A jurisprudência, porém, destaca que a chance perdida precisa ser séria e concreta, descartando-se a aquela perda meramente hipotética.

No caso do desempate por desempenho contratual o “score” obtido pela inserção de informações não prejudica qualquer licitante mas apenas aquela que, efetivamente, deverá se valer do desempenho contratual para hipóteses de utilização de tais informações.

Para que tipo de licitação a análise de desempenho contratual tem natureza de abalo em suas atividades?

Licitações de cartão alimentação e inexequibilidades

O empate não é figura corriqueira na atividade licitatória.

Pensamos em duas hipóteses onde há maior chance de empate e, portanto, as empresas que se enquadram com frequência nessas hipóteses poderão, eventualmente, se enquadrar como vítimas da “perda de uma chance”.

A primeira hipótese, relativamente corriqueira de empate é aquela prevista no art. 3º da lei federal 14.442/22 que proíbe deságio na taxa de administração e, na prática induz ao empate real entre as empresas licitantes que apresentam taxa zero de administração.

A jurisprudência mais recente do TJ/SP tem decidido no sentido de que o empate ficto difere do empate real (AI 2338418-94.2023.8.26.0000, comarca Boituva, 26/3/24, relatora: Maria Fernanda de Toledo Rodovalho) e, portanto, o sorteio deve se dar entre todas as empresas licitantes.

Como a nova lei de licitações NÃO prevê o sorteio, este deve estar previsto no edital. Porém, seria o último critério de desempate após a lista de critérios previstos no art. 60 da lei 14.133/01.
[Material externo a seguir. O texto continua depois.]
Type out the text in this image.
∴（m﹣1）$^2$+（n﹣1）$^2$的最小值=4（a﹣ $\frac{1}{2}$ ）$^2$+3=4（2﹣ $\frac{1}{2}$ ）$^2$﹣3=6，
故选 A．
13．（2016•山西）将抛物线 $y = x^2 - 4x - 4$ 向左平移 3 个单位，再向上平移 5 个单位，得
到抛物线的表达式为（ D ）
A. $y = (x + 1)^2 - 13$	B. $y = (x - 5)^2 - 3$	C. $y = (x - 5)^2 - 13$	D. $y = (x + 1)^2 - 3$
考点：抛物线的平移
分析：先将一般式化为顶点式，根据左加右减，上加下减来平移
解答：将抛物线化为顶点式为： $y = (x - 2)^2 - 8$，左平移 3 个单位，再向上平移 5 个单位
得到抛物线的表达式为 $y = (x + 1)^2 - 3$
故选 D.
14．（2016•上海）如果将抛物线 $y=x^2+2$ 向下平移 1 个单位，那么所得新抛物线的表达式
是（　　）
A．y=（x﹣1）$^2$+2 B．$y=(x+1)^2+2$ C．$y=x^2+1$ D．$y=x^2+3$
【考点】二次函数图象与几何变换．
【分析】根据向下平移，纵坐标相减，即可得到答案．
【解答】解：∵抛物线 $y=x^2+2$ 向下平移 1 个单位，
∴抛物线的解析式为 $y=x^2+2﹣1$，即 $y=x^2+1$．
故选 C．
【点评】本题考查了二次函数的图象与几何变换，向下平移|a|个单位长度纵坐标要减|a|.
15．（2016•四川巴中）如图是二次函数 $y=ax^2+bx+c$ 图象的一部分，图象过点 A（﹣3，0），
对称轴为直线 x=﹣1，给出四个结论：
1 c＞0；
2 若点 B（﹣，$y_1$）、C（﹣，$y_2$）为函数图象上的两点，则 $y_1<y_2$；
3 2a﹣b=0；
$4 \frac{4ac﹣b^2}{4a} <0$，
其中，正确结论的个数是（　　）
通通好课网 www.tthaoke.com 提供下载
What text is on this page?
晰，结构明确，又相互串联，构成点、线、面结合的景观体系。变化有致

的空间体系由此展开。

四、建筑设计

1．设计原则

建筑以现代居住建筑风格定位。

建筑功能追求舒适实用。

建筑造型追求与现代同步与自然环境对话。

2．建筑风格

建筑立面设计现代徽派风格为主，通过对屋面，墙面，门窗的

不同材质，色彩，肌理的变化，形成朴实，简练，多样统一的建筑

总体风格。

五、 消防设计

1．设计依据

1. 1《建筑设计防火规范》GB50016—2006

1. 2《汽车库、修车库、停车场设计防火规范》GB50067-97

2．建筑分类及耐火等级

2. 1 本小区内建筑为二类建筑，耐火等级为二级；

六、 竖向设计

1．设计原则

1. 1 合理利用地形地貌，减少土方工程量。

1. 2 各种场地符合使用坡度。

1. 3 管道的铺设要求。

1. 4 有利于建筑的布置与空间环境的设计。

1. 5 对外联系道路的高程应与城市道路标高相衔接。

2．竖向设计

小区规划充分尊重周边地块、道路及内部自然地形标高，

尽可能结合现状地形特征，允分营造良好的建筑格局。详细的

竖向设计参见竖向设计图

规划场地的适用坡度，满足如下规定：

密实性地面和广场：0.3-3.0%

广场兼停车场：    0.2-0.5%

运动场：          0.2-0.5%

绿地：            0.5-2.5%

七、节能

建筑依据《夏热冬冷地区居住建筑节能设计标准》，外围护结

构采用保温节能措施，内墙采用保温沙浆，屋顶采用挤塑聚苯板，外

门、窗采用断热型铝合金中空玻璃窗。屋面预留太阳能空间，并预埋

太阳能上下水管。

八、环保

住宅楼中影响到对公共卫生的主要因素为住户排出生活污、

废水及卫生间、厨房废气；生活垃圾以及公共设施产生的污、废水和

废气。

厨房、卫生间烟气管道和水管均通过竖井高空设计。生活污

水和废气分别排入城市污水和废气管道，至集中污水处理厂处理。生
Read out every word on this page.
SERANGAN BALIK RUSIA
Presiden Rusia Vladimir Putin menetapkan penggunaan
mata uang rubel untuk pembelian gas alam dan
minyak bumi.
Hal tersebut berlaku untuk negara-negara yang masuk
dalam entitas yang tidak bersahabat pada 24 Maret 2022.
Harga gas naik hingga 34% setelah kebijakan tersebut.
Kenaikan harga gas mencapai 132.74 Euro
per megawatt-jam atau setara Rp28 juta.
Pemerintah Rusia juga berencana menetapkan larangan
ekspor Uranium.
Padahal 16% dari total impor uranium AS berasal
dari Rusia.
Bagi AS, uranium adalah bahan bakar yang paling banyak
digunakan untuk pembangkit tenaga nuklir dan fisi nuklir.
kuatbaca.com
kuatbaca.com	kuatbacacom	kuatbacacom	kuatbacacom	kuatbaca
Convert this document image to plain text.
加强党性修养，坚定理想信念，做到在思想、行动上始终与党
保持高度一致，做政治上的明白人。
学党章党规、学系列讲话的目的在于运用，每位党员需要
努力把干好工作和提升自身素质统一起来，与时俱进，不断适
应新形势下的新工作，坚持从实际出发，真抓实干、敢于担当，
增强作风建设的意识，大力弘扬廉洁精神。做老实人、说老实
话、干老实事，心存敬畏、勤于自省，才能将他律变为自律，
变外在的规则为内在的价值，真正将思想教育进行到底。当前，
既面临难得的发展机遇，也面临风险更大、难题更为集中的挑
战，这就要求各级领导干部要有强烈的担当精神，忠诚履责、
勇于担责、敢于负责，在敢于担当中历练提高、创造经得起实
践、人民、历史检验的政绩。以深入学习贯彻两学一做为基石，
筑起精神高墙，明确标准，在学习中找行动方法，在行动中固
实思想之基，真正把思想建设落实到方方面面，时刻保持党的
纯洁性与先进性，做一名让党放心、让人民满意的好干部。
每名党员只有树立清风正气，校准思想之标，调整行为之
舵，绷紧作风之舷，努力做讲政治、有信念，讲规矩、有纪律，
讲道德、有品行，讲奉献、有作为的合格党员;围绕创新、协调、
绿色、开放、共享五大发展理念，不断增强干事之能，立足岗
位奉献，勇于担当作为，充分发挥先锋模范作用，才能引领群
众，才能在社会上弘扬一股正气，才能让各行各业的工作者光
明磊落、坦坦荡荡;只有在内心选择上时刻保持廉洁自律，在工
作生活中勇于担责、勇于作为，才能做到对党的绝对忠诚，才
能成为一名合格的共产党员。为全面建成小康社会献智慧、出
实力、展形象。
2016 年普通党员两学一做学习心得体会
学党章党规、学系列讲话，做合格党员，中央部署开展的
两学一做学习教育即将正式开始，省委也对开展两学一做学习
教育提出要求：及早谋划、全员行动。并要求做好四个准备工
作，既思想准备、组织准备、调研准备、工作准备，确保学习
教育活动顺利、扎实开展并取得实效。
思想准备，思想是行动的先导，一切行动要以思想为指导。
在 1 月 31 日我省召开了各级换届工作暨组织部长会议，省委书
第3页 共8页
A melhor forma para evitar o empate, na nova lei, é a pormenorização no edital da regra do art. 60, II prevendo maneiras de pormenorização do desempenho contratual.

Desta forma, uma empresa de cartão de alimentação terá, efetivamente, grandes chances de sofrer dano moral pela “perda de uma chance” no caso de informação inverídica sobre seu desempenho contratual.

A segunda hipótese, surgiu em razão do art., 59, IV da lei federal 14.133/21 que prevê a prova de exequibilidade por parte da administração pública.

Em licitações de obras é provável que existam empate no limite do art. 59, §4º do códex licitatório já que valores inferiores a 75% do valor orçado pela administração só poderão ser aceitos com prova da exequibilidade.

Se não houver tal prova e ocorrer empate entre licitantes, o desempenho contratual será a forma de escolha do licitante vencedor. 

É possível que em setores muito competitivos de obras e serviços de engenharia isso ocorre algumas vezes.

Desta forma, nas hipóteses de empresas de cartão de alimentação e empresas de obras e serviços de engenharia muito competitivos a inserção indevida no “score licitatório” poderá gerar o dever de indenizar em razão da “perda de uma chance”.

Em síntese: as informações sobre desempenho contratual serão a principal forma de desempate, conforme previsão do art. 60, II da lei federal 14.133/21. A natureza destas informações é de “score”, aplicando-se a súmula 550 do STJ. Eventuais indenizações decorrentes da “perda de uma chance” estarão restritas, provavelmente, às empresas de cartão alimentação e empresas de obras e serviços de engenharia de setores muito competitivos.

Laércio José Loureiro dos Santos
Mestre em Direito pela PUCSP, Procurador Municipal e autor do Livro, "Inovações da Nova Lei de Licitações", 2ª Ed. Dialética, 2.023.